The min and max methods may be used to find the minimum and maximum values, respectively, in an array. There are two forms of each of these; the first form uses the “default” comparison, whatever that may be in the current situation (as defined by the <=> method). The second form uses a block to do a customized comparison:

a = %w[Elrond Galadriel Aragorn Saruman Legolas]
b = a.min # "Aragorn"
c = a.max # "Saruman"
d = a.min {|x,y| x.reverse <=> y.reverse} # "Elrond"
e = a.max {|x,y| x.reverse <=> y.reverse} # "Legolas"

Suppose we wanted to find the index of the minimum or maximum element (assuming it is unique). We could use the index method for tasks such as this:

# Continuing above example...
i = a.index a.min # 2
j = a.index a.max # 3

This same technique can be used in other similar situations. However, if the element is not unique, the first one in the array will naturally be the one found.

8.1.7 Using Specialized Indexing Functions

The internals of a language handle the mapping of array indices to array elements through an indexing function. Because the methods that access array elements can be overridden, we can in effect index an array in any way we want.

For example, in the following code, we implement a one-based array rather than a zero-based array:

class Array1 < Array

def [](index)
if index > 0
super(index - 1)
else
raise IndexError
end
end

def []=(index, obj)
if index > 0
super(index - 1, obj)
else
raise IndexError
end
end

end

x = Array1.new

x[1]=5
x[2]=3
x[0]=1 # Error
x[-1]=1 # Error

Note that the negative indexing (from the end of an array) is disallowed here. And be aware that if this were a real-life solution, there would be other changes to make, such as the slice method and others. But this gives the general idea.

A similar approach can be used to implement multidimensional arrays (as we will see in Section 8.1.11, “Using Multidimensional Arrays”).

It is also possible to implement something like a triangular matrix, as shown here. This is like a special case of a two-dimensional array in which element x,y is always the same as element y,x (so that only one need be stored). This is sometimes useful, for example, in storing an undirected graph (as we will see toward the end of this chapter).

class TriMatrix

def initialize
@store = []
end

def [](x, y)
if x > y
index = (x * x + x)/2 + y
@store[index]
else
raise IndexError
end
end

def []=(x, y, v)
if x > y
index = (x * x + x)/2 + y
@store[index] = v
else
raise IndexError
end
end

end


t = TriMatrix.new

t[3, 2] = 1
puts t[3, 2] # 1
puts t[2, 3] # IndexError

In the preceding example, we chose to implement the matrix so that the row number must be greater than or equal to the column number; we also could have coded it so that the same pair of indices simply mapped to the same element. These design decisions will depend on your use of the matrix.

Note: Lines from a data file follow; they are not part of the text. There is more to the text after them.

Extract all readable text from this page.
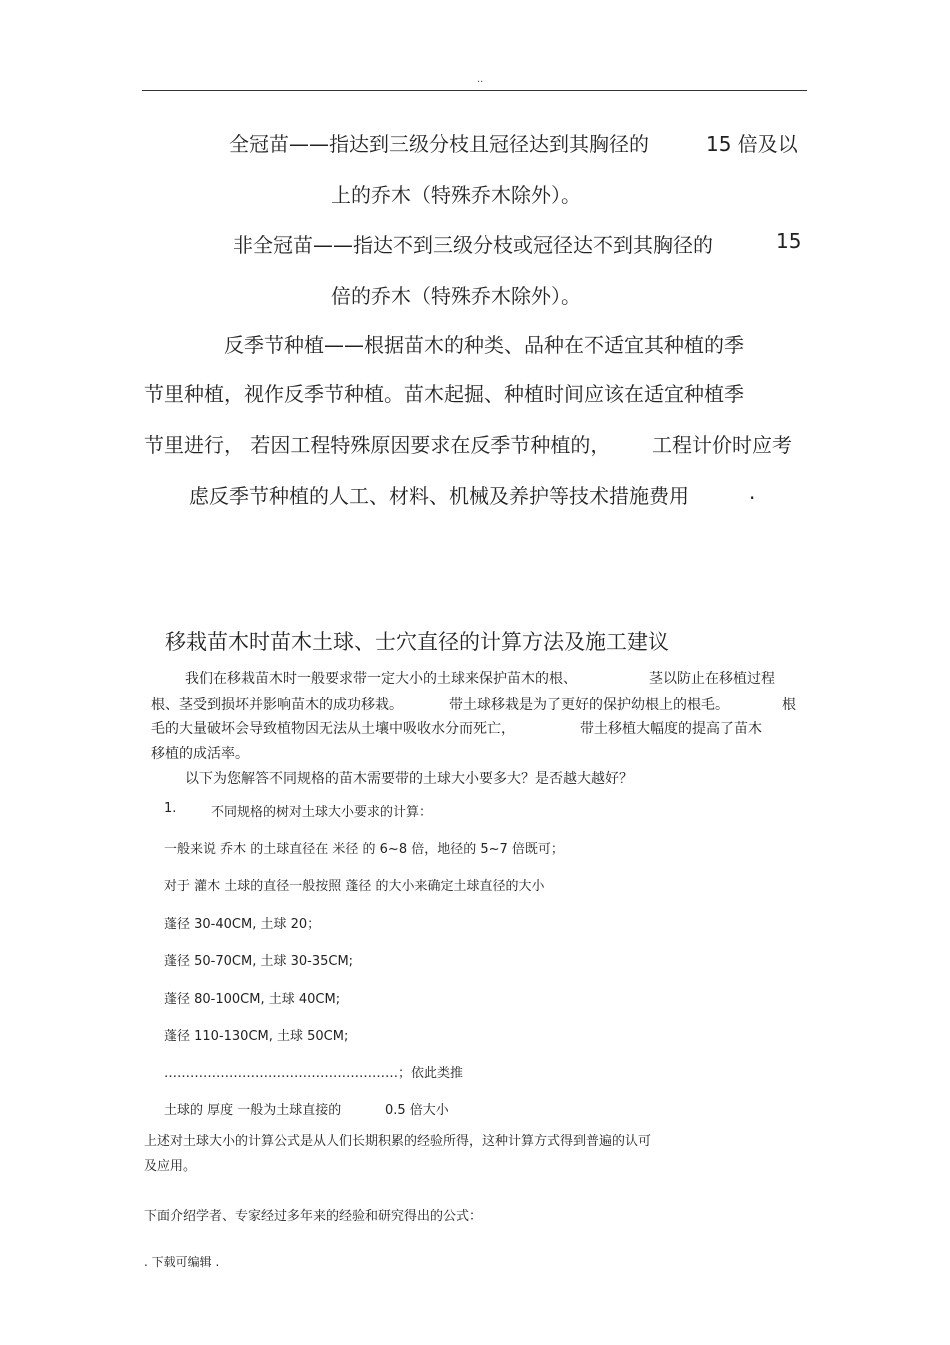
..
全冠苗——指达到三级分枝且冠径达到其胸径的	15 倍及以
上的乔木（特殊乔木除外）。
非全冠苗——指达不到三级分枝或冠径达不到其胸径的	15
倍的乔木（特殊乔木除外）。
反季节种植——根据苗木的种类、品种在不适宜其种植的季
节里种植，视作反季节种植。苗木起掘、种植时间应该在适宜种植季
节里进行， 若因工程特殊原因要求在反季节种植的， 工程计价时应考
虑反季节种植的人工、材料、机械及养护等技术措施费用	.
移栽苗木时苗木土球、士穴直径的计算方法及施工建议
我们在移栽苗木时一般要求带一定大小的土球来保护苗木的根、	茎以防止在移植过程
根、茎受到损坏并影响苗木的成功移栽。	带土球移栽是为了更好的保护幼根上的根毛。	根
毛的大量破坏会导致植物因无法从土壤中吸收水分而死亡，	带土移植大幅度的提高了苗木
移植的成活率。
以下为您解答不同规格的苗木需要带的土球大小要多大？是否越大越好？
1.	不同规格的树对土球大小要求的计算：
一般来说 乔木 的土球直径在 米径 的 6~8 倍，地径的 5~7 倍既可；
对于 灌木 土球的直径一般按照 蓬径 的大小来确定土球直径的大小
蓬径 30-40CM, 土球 20；
蓬径 50-70CM, 土球 30-35CM;
蓬径 80-100CM, 土球 40CM;
蓬径 110-130CM, 土球 50CM;
………………………………………………；依此类推
土球的 厚度 一般为土球直接的	0.5 倍大小
上述对土球大小的计算公式是从人们长期积累的经验所得，这种计算方式得到普遍的认可
及应用。
下面介绍学者、专家经过多年来的经验和研究得出的公式：
. 下载可编辑 .
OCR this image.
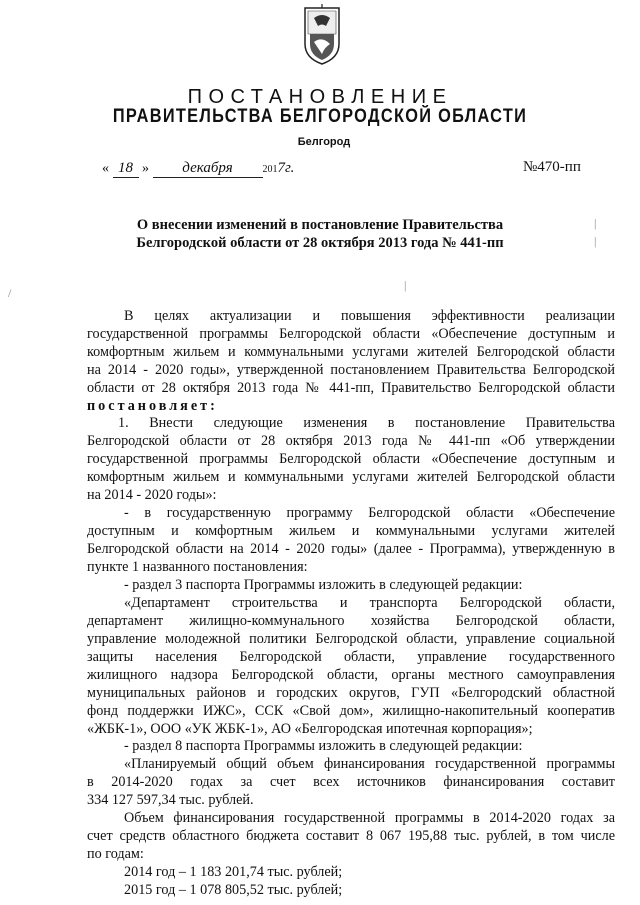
ПОСТАНОВЛЕНИЕ
ПРАВИТЕЛЬСТВА БЕЛГОРОДСКОЙ ОБЛАСТИ
Белгород
« 18 » декабря	2017г.	№470-пп
О внесении изменений в постановление Правительства
Белгородской области от 28 октября 2013 года № 441-пп
|
|
|
/
В целях актуализации и повышения эффективности реализации
государственной программы Белгородской области «Обеспечение доступным и
комфортным жильем и коммунальными услугами жителей Белгородской области
на 2014 - 2020 годы», утвержденной постановлением Правительства Белгородской
области от 28 октября 2013 года № 441-пп, Правительство Белгородской области
постановляет:
1. Внести следующие изменения в постановление Правительства
Белгородской области от 28 октября 2013 года № 441-пп «Об утверждении
государственной программы Белгородской области «Обеспечение доступным и
комфортным жильем и коммунальными услугами жителей Белгородской области
на 2014 - 2020 годы»:
- в государственную программу Белгородской области «Обеспечение
доступным и комфортным жильем и коммунальными услугами жителей
Белгородской области на 2014 - 2020 годы» (далее - Программа), утвержденную в
пункте 1 названного постановления:
- раздел 3 паспорта Программы изложить в следующей редакции:
«Департамент строительства и транспорта Белгородской области,
департамент жилищно-коммунального хозяйства Белгородской области,
управление молодежной политики Белгородской области, управление социальной
защиты населения Белгородской области, управление государственного
жилищного надзора Белгородской области, органы местного самоуправления
муниципальных районов и городских округов, ГУП «Белгородский областной
фонд поддержки ИЖС», ССК «Свой дом», жилищно-накопительный кооператив
«ЖБК-1», ООО «УК ЖБК-1», АО «Белгородская ипотечная корпорация»;
- раздел 8 паспорта Программы изложить в следующей редакции:
«Планируемый общий объем финансирования государственной программы
в 2014-2020 годах за счет всех источников финансирования составит
334 127 597,34 тыс. рублей.
Объем финансирования государственной программы в 2014-2020 годах за
счет средств областного бюджета составит 8 067 195,88 тыс. рублей, в том числе
по годам:
2014 год – 1 183 201,74 тыс. рублей;
2015 год – 1 078 805,52 тыс. рублей;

It would have been possible to inherit from Array, but we thought this solution was easier to understand. The indexing formula is a little complex, but 10 minutes with pencil and paper should convince anyone it is correct. Enhancements probably could be made to this class to make it truly useful, but we will leave that to you.

Also, it is possible to implement a triangular matrix as an array containing arrays that increase in size as the row number gets higher. This is similar to what we do in Section 8.1.11, “Using Multidimensional Arrays.” The only tricky part would be to make sure that a row does not accidentally grow past its proper size.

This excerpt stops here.